Maharlika fund to be protected by safeguards, says BTr chief

The Bureau of the Treasury (BTr) said on Wednesday that measures are in place to ensure the integrity of the planned P275-billion Maharlika Wealth Fund amid mounting criticism against the measure due to the timing and risks involved with the investment instrument.

National Treasurer Rosalia de Leon said they support calls to study House Bill No. 6398, or the Maharlika Investments Fund Act, to ensure that risk management is in place.

“Upon reading the bill, we note that there are already eight measures that will safeguard the integrity of the fund,” De Leon said of the proposed legislation filed by House Speaker Martin Romualdez, Ilocos Norte Rep. Sandro Marcos and four other lawmakers.

The first was that the sovereign wealth fund will adhere to the “Santiago Principles,” a set of 24 generally accepted principles and practices voluntarily endorsed by the International Forum of Sovereign Wealth Funds, a group of more than 30 sovereign wealth funds.

Secondly, all financial transactions will be governed by the applicable government laws, rules and regulations.

Third, there will be an internal audit, which includes financial reporting and audit of records wherein the financial statements and reports will be prepared.

The reporting and auditing will be done upon the guidance of the advisory body in accordance with the relevant provisions of the law and its implementing rules and regulations and the International Financial Reporting Standards.

The fourth reason cited by the BTr official is that there will be an internationally recognized auditing firm that will serve as the external auditor of the fund to review its financial statements.

Fifth, the fund will be scrutinized by the Commission on Audit.

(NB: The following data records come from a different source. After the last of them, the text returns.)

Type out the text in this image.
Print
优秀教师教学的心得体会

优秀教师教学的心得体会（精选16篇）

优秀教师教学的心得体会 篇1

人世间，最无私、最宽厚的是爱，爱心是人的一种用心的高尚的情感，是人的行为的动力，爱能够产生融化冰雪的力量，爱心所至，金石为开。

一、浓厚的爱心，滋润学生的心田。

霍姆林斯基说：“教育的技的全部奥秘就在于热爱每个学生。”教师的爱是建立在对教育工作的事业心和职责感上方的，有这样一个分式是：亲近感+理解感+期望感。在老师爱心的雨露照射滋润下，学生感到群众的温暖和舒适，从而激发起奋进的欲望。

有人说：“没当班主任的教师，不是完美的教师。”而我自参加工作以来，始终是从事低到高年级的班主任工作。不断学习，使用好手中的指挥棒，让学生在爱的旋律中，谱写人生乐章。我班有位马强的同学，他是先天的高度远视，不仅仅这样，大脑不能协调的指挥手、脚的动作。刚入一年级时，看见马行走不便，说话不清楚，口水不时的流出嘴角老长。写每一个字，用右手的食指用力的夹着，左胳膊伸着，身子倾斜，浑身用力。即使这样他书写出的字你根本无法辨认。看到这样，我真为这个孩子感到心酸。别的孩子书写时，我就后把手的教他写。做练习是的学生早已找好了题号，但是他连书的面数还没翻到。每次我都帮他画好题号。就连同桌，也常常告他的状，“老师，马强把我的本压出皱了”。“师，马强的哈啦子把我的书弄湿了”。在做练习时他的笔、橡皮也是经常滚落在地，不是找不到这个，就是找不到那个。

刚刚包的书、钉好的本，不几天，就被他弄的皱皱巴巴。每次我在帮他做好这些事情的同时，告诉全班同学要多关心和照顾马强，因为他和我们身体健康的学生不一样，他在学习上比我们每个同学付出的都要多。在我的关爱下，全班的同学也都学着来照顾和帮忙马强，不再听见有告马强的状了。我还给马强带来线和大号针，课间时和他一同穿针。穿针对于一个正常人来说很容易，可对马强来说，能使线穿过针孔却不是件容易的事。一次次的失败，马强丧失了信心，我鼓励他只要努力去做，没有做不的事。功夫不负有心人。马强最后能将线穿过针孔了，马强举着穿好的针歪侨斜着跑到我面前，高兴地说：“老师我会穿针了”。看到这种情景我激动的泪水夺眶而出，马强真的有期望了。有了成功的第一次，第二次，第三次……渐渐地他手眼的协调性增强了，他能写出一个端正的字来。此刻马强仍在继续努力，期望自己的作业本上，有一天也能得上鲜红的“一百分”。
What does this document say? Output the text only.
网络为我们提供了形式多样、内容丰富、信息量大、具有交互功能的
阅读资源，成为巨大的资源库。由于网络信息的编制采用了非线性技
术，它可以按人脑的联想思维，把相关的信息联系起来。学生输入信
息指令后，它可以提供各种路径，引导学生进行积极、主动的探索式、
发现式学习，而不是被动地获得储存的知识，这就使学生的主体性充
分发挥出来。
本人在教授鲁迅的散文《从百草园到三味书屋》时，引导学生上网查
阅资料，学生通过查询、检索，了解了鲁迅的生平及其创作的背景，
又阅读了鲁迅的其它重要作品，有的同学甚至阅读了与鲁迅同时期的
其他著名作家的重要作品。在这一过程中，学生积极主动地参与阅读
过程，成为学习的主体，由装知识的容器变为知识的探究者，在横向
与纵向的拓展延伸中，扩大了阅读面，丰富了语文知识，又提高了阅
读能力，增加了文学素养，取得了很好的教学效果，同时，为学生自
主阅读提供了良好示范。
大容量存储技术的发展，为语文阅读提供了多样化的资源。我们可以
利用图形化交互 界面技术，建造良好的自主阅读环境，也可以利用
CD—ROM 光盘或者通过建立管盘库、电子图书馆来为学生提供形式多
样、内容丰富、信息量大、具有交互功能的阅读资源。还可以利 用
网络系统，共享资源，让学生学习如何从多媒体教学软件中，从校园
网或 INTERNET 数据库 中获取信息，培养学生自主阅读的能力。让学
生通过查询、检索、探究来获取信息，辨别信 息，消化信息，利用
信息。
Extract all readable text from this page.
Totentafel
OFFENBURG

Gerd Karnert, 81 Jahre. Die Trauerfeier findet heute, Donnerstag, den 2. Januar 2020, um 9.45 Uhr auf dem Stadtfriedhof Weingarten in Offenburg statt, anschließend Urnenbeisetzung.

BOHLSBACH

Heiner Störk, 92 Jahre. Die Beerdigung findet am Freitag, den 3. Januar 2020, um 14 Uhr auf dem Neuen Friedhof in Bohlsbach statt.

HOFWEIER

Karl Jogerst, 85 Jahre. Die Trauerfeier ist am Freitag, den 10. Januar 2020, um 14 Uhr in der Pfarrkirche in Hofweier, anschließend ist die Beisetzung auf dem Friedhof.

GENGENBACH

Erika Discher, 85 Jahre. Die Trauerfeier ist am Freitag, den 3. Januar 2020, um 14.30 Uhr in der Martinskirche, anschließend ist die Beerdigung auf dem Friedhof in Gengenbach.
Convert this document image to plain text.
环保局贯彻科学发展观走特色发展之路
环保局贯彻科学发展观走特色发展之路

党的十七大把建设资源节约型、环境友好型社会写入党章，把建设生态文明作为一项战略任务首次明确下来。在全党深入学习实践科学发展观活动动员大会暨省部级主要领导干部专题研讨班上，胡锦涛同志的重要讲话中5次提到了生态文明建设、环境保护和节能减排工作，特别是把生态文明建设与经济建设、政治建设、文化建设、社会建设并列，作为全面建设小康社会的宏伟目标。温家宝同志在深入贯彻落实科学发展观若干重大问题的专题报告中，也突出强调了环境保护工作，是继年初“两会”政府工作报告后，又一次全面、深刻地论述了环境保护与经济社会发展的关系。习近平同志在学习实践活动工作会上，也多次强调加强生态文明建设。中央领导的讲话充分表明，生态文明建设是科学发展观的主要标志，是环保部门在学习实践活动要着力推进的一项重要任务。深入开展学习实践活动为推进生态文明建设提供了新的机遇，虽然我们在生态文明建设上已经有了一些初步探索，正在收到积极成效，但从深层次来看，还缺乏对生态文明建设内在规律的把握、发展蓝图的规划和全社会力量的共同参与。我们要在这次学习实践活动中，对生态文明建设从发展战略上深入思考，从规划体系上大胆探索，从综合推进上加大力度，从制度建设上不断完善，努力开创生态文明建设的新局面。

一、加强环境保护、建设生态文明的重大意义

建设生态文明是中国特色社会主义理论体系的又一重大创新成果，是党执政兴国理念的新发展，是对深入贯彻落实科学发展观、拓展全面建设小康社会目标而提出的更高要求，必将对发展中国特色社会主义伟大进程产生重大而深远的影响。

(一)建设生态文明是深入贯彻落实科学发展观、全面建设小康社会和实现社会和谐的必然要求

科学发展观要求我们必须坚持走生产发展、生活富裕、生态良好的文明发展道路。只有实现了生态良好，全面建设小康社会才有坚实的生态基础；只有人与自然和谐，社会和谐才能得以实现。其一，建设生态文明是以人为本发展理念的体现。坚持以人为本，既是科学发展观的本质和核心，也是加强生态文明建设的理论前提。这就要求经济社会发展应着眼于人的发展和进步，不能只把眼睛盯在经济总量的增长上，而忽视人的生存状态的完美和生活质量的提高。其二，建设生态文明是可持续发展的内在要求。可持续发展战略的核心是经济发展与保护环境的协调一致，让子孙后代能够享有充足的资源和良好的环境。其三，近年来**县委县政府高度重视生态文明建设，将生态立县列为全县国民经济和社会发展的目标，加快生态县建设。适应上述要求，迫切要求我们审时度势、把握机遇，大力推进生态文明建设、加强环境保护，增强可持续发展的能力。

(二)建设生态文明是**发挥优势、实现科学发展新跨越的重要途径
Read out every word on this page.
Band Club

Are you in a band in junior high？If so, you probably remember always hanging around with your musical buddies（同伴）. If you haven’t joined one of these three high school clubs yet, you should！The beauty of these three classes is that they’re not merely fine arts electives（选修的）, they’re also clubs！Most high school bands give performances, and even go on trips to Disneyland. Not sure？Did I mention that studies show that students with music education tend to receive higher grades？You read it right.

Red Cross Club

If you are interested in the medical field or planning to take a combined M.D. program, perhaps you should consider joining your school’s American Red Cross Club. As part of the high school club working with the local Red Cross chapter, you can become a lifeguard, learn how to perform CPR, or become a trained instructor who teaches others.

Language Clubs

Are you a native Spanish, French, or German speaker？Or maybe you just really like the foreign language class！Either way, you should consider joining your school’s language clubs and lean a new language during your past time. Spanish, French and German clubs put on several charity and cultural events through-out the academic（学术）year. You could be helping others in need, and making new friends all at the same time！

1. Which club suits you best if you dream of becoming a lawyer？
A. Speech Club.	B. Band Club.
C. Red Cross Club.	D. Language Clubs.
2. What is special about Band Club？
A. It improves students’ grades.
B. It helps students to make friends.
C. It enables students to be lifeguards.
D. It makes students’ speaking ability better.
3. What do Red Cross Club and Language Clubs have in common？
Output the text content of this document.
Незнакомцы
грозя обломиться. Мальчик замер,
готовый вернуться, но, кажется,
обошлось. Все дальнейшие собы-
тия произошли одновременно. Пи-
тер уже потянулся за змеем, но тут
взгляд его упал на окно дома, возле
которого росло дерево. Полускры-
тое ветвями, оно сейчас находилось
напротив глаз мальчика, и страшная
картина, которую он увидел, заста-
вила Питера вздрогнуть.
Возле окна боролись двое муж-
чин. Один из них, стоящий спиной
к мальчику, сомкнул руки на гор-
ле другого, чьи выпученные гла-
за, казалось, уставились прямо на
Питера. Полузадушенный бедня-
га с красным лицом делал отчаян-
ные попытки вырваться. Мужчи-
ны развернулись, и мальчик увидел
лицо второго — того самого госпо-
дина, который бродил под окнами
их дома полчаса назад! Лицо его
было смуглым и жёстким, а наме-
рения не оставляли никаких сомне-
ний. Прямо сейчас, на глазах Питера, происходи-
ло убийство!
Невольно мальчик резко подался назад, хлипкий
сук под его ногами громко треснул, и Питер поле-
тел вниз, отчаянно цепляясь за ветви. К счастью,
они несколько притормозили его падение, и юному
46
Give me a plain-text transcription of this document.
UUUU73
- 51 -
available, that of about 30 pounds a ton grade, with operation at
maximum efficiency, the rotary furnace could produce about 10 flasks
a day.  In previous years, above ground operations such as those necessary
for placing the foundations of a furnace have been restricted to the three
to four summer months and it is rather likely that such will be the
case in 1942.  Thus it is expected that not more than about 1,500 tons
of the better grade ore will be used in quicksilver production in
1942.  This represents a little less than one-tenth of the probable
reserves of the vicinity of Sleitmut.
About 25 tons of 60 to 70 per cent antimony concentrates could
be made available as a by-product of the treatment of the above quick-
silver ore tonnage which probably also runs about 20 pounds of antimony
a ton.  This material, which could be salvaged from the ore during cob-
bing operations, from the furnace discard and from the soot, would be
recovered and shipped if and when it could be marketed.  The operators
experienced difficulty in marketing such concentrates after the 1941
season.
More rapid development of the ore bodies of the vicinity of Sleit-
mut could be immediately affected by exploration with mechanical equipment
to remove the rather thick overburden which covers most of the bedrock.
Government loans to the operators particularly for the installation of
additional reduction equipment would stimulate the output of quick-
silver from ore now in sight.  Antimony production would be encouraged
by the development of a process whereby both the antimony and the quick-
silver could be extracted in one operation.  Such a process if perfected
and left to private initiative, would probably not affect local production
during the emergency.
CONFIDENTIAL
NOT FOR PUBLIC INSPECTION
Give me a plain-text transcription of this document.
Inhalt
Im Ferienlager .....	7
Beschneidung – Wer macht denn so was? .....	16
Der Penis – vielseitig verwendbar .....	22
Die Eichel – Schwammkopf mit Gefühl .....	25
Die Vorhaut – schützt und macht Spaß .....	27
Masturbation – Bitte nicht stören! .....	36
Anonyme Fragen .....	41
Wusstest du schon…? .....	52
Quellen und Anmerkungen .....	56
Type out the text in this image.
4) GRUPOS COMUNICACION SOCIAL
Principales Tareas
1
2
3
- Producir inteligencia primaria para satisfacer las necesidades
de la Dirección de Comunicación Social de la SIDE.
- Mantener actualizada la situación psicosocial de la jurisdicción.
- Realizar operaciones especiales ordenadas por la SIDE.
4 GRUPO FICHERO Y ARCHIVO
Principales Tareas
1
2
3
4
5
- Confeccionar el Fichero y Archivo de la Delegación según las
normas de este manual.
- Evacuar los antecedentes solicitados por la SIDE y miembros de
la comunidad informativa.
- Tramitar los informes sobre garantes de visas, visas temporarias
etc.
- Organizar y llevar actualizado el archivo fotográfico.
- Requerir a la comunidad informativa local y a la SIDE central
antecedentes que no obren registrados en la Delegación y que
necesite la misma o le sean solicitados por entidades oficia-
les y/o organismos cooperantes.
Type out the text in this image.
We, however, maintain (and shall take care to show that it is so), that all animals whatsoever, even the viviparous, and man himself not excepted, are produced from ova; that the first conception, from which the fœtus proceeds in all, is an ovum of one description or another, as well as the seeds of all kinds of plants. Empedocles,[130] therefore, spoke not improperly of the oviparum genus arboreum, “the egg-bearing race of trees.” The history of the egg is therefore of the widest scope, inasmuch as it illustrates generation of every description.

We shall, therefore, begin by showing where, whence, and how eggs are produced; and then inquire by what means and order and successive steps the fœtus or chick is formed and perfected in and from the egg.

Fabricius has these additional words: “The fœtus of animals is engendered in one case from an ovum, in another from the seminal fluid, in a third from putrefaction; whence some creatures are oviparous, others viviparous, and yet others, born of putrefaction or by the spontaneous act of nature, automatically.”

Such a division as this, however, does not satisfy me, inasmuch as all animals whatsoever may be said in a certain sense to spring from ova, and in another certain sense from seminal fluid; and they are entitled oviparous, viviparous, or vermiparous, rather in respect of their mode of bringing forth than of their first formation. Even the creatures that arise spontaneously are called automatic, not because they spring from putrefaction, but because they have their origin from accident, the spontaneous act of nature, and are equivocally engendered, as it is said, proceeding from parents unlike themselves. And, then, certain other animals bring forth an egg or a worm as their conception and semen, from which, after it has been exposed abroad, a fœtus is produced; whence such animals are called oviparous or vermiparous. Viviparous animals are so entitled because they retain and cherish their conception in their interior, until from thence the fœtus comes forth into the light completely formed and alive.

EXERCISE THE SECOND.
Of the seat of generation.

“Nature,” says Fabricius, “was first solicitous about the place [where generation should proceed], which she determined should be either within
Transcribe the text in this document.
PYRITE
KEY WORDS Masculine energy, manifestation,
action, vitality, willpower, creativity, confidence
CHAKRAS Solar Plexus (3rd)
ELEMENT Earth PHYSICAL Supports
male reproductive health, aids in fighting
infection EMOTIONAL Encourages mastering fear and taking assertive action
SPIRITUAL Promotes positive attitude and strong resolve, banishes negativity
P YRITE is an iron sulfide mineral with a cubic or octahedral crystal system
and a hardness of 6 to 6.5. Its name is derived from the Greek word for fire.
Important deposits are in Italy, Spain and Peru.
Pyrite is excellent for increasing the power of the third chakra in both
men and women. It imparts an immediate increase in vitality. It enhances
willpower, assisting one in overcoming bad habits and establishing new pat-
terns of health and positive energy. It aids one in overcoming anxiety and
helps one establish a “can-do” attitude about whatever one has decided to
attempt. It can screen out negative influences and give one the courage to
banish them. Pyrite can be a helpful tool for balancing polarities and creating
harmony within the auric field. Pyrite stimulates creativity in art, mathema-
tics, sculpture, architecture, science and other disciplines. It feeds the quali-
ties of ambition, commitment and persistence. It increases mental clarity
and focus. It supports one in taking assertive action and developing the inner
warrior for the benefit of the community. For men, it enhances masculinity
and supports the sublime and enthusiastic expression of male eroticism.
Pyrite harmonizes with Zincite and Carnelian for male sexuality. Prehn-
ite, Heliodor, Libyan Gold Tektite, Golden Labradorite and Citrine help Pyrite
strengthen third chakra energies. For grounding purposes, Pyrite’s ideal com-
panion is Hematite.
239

Sixth, there is an advisory body that will assist the board of directors in formulating general policies related to investment and risk management.

There will also be a joint congressional oversight committee tasked to oversee, monitor and evaluate the implementation of the fund, the BTr cited as the seventh safeguard.

Lastly, the BTr said there is a specific provision to prevent unnecessary withdrawals from the fund, citing in particular, section 15 of the bill which states that no withdrawals of equity shall be made before 2028.

Past 2028, equity withdrawals will be made in accordance with the guidelines prescribed by the board or the implementing rules and regulations of the act, the Treasurer added.